第6話 初めての事件 3

前書き


事件の結末は、如何に?


猫使い爆誕www



近況報告に表紙イラストを掲載しました。

*****************


(アーク視点)


皆さんこんにちは。

ケイトお嬢様専属執事のアークです。




俺は数年前まで某国のスパイとして活動していたが、現在はユイナーダ王国のボルネオール侯爵家に仕えている。




今回は久しぶりに、俺の前職の特技が活かされる案件が起きた。




現在、お嬢様方発案の【泥棒カラスモドキ及びテイマー捕獲作戦】を実行する為、隠れているところだ。




今回の作戦の相棒も、何処かに隠れているのだろうが、俺からは解らん。

何しろお嬢様方曰く、【ケットシーの血を引く希少種】だそうだからな。




本当だったらマニアの間で高値で取引される猫だ。




そんな事を考えながらケイトお嬢様の部屋の窓を見張っていると、狙い通りカラスモドキが中に入って行き、囮りのスプーンを咥えて飛んで行った。




お嬢様の某読みセリフを合図に、相棒も動いているはず、俺も追いかけるとするか。

下ではわざとらしく、何人かの使用人が追いかける振りをして注意を引いてくれている。




追跡されているのに気付いていないようで、カラスモドキは寄り道もせずに、真っ直ぐテイマーの元に帰る様だな。

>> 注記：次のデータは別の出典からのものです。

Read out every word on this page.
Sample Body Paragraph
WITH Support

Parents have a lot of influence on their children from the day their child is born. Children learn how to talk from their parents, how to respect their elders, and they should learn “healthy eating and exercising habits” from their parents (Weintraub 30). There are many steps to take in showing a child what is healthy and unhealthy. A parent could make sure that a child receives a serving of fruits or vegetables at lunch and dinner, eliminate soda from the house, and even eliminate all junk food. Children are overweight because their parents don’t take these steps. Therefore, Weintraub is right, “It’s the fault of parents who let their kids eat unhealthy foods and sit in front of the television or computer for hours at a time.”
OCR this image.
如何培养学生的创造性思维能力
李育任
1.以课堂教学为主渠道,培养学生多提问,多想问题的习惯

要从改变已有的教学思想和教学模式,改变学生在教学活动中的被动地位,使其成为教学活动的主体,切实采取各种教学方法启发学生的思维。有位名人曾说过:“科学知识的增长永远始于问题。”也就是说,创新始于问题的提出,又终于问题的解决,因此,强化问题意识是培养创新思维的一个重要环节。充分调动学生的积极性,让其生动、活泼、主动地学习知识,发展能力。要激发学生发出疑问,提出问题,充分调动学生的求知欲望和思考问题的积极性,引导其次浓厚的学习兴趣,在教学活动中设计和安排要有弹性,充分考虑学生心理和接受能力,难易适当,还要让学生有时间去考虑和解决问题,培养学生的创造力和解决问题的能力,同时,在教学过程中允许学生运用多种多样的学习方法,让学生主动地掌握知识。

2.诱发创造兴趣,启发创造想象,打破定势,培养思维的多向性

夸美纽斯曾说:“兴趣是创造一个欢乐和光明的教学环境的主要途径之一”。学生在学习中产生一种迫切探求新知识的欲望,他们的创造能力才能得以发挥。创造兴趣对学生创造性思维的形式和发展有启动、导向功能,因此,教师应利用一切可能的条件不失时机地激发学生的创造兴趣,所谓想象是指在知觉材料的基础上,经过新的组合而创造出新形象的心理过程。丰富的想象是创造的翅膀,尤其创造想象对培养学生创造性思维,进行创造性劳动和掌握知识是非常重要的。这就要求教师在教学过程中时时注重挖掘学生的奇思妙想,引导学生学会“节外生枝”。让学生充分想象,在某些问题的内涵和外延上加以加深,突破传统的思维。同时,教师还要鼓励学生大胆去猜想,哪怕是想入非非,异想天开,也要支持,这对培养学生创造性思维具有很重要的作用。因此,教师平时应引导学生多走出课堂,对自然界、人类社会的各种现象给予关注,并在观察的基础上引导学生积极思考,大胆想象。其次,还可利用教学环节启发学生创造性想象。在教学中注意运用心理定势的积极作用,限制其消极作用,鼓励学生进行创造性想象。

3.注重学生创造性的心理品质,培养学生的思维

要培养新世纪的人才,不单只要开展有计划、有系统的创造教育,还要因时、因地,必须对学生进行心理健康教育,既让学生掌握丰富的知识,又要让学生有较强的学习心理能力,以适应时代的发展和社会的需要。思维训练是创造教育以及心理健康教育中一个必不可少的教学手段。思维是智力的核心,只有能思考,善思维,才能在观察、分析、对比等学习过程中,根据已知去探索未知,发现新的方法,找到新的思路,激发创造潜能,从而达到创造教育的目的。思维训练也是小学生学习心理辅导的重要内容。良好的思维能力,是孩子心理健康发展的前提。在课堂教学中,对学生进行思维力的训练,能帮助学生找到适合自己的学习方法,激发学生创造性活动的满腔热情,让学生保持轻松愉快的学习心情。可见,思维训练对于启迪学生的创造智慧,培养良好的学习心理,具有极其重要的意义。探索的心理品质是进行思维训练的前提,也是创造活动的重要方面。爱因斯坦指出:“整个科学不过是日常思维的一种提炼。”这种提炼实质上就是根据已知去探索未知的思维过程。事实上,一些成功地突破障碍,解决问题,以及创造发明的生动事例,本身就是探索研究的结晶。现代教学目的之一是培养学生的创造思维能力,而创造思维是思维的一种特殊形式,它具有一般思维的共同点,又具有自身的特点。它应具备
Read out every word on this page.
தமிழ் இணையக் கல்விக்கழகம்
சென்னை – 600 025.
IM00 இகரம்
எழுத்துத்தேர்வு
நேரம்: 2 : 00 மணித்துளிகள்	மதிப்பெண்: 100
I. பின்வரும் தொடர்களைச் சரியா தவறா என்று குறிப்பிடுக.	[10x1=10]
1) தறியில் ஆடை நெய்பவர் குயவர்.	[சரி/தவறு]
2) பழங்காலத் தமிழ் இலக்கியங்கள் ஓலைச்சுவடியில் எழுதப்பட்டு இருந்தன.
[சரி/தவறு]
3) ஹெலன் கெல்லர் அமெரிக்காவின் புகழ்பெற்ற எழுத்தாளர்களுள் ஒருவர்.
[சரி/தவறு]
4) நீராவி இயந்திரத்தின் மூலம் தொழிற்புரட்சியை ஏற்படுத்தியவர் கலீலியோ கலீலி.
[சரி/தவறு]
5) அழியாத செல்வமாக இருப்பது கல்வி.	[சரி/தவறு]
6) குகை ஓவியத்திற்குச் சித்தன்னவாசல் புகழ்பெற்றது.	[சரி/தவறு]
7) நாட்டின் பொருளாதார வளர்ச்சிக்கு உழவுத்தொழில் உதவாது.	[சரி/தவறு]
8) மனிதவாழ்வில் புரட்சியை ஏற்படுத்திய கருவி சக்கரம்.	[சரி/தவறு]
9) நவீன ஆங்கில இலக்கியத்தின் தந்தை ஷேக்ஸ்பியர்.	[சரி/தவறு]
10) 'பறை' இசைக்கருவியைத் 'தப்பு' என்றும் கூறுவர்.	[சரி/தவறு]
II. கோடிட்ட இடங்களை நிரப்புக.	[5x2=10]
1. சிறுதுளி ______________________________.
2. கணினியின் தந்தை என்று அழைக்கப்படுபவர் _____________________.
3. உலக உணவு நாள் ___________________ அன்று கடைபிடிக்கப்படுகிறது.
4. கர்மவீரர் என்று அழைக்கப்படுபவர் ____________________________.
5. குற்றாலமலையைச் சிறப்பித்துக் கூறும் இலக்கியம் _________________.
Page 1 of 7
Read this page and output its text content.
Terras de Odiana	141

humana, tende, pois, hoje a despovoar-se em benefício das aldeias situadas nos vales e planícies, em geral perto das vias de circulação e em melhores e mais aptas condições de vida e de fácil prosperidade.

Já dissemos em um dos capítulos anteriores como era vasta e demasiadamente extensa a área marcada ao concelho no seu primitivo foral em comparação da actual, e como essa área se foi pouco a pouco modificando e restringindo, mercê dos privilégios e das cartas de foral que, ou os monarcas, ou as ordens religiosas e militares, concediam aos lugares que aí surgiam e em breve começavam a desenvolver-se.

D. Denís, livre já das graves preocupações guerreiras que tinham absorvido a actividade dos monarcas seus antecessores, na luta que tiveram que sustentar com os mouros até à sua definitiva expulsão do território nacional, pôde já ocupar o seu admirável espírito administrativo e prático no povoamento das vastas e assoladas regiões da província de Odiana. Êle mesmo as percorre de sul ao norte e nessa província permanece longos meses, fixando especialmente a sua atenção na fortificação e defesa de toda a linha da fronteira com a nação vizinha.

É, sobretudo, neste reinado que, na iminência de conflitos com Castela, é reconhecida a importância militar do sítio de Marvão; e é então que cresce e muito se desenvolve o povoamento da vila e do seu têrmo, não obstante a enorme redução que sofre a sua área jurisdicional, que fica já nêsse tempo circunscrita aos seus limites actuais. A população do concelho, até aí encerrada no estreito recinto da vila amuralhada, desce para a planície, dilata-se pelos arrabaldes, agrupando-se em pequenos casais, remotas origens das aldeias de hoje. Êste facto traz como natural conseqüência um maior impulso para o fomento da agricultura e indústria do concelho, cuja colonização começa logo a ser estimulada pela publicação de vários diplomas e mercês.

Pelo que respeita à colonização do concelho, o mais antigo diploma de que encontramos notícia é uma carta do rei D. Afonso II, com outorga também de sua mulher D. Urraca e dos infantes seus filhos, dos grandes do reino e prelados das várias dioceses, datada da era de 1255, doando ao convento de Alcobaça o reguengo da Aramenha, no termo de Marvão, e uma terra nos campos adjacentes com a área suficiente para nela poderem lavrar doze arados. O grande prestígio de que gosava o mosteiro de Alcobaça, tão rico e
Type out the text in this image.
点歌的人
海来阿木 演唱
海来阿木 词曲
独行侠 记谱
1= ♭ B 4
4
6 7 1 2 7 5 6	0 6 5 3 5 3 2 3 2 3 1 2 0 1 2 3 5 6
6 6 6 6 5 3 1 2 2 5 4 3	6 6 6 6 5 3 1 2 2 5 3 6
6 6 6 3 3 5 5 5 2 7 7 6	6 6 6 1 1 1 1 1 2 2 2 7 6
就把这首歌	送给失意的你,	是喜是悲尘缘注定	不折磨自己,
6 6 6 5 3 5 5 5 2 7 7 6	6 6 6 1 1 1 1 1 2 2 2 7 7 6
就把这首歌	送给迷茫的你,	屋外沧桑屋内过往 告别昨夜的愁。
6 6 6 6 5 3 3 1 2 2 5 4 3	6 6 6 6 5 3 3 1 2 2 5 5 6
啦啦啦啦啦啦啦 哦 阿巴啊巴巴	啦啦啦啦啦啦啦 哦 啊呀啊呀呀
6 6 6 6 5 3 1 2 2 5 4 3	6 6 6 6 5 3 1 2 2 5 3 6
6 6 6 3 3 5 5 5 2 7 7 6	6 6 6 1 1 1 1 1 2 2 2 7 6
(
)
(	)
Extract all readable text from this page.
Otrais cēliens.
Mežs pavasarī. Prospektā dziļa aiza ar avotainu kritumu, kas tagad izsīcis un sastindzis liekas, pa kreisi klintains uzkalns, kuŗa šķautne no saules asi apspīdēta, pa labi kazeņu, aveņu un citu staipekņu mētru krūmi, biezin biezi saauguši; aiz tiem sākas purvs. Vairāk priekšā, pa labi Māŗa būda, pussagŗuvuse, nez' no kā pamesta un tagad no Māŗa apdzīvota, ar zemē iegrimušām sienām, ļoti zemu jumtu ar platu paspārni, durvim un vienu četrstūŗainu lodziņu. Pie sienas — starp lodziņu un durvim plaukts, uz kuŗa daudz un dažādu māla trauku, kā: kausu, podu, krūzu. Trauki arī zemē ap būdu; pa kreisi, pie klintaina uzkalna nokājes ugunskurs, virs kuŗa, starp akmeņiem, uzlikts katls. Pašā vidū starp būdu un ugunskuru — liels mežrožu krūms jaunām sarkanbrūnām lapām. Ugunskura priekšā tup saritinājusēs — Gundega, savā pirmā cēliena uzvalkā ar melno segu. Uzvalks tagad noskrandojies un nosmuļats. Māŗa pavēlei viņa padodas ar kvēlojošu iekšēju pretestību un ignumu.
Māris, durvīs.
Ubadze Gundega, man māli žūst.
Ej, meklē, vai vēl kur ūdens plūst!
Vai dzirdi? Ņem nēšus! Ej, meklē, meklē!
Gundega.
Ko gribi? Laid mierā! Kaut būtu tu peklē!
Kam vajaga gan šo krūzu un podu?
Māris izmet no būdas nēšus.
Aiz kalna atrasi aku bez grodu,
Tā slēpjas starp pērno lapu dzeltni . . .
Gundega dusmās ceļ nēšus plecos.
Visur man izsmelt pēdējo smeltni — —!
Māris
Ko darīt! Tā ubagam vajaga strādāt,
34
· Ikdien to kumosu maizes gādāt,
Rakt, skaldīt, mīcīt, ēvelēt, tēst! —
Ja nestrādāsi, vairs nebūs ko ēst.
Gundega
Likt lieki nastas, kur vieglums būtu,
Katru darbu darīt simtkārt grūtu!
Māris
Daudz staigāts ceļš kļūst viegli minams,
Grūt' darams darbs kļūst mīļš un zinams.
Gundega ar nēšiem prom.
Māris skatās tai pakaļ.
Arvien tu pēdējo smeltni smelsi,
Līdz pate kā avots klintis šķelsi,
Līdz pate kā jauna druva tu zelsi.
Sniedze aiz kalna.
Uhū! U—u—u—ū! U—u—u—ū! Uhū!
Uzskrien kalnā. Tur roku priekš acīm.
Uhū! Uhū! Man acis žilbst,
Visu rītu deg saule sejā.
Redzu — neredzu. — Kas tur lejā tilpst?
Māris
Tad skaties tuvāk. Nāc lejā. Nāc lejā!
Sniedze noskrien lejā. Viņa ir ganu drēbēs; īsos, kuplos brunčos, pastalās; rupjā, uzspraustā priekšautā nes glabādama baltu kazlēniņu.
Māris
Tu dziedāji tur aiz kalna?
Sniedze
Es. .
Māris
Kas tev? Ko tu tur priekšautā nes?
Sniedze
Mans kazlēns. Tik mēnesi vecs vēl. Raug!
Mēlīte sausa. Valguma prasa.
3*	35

向こうも自分のスピードに着いて来れる人間が、いるとは思っていないだろう。




おや?この方向は、港の方?

まさか、犯人は盗んだ貴金属を持って、船で国外に逃亡するつもりだったのか!?




まずい、確か明日の朝、他国に出航する船がある。

今日を逃すと、捕まえられないかも知れん!




案の定カラスモドキは、港近くの安宿に入って行った。

そっと部屋に近づくと、男の声がした。




「チッ!大した物じゃねぇな!流石にもう、此処らが潮時か。」




中に居る男が、カラスモドキのテイマーの様だ。

様子を伺っていると、男はさらに独り言を続けた。




「明日、早朝の船でこの国を出るか……。

それにしても『クロ』、お前は良い拾い物だったな。

弱ってたお前を助けてやったんだから、感謝しろよ♪

【黒いイロガラス】なんて、群れの中じゃ目立って仕方ないからなぁ。

逆にカラスの中に紛れたら、誰も【イロガラス】とは思えない。

それを使った泥棒とかオレ様、頭良いぜ!」




やっぱり明日、この国を出るつもりでいたか。

それにしても、この男…自分で犯行手口バラすとか、実は馬鹿だろう。




男を狙うなら今夜。

寝静まってからだな……

流石に魔鳥の【イロガラス】でも、夜目は利かないし。




深夜、俺は男の部屋の窓を開けて忍び込んだ。

まず、囮りのスプーンと奥様のペンダントを探す。

アレは、大事な証拠品だ。




案の定、荷物に入れてあった。

それにしてもコイツ、油断しすぎじゃないか?

ま、いいか。

仕事が楽なのは良い事だ。




と、思っていたがベッドの下から『ニャ~』と猫の鳴き声がして相棒が這い出て来た。

どうやらずっと、ベッドの下に隠れていたらしい。




そういえば、ケットシー※1の特性に【スリープ】が使える。

と、いうのがあったな。




コイツが起きないのは、その所為か……




ところで、相棒よ……

お前が咥えているその黒い物体は、もしかしなかくてもカラスモドキか?




まさか、殺してないよな?




『フゥー!』

取られまいとしてこっちを睨み、毛を逆立てて威嚇してくる相棒……




イヤ、取り上げないから!

大事な証拠なんだから、もう少し丁寧に扱ってくれると嬉しいんだが。




俺は男が寝静まるまでの間に、調べ挙げた罪状を書いた手紙を付けて、逃げられない様に半裸です巻きにし、衛兵が気付くのを確認してから屋敷に戻った。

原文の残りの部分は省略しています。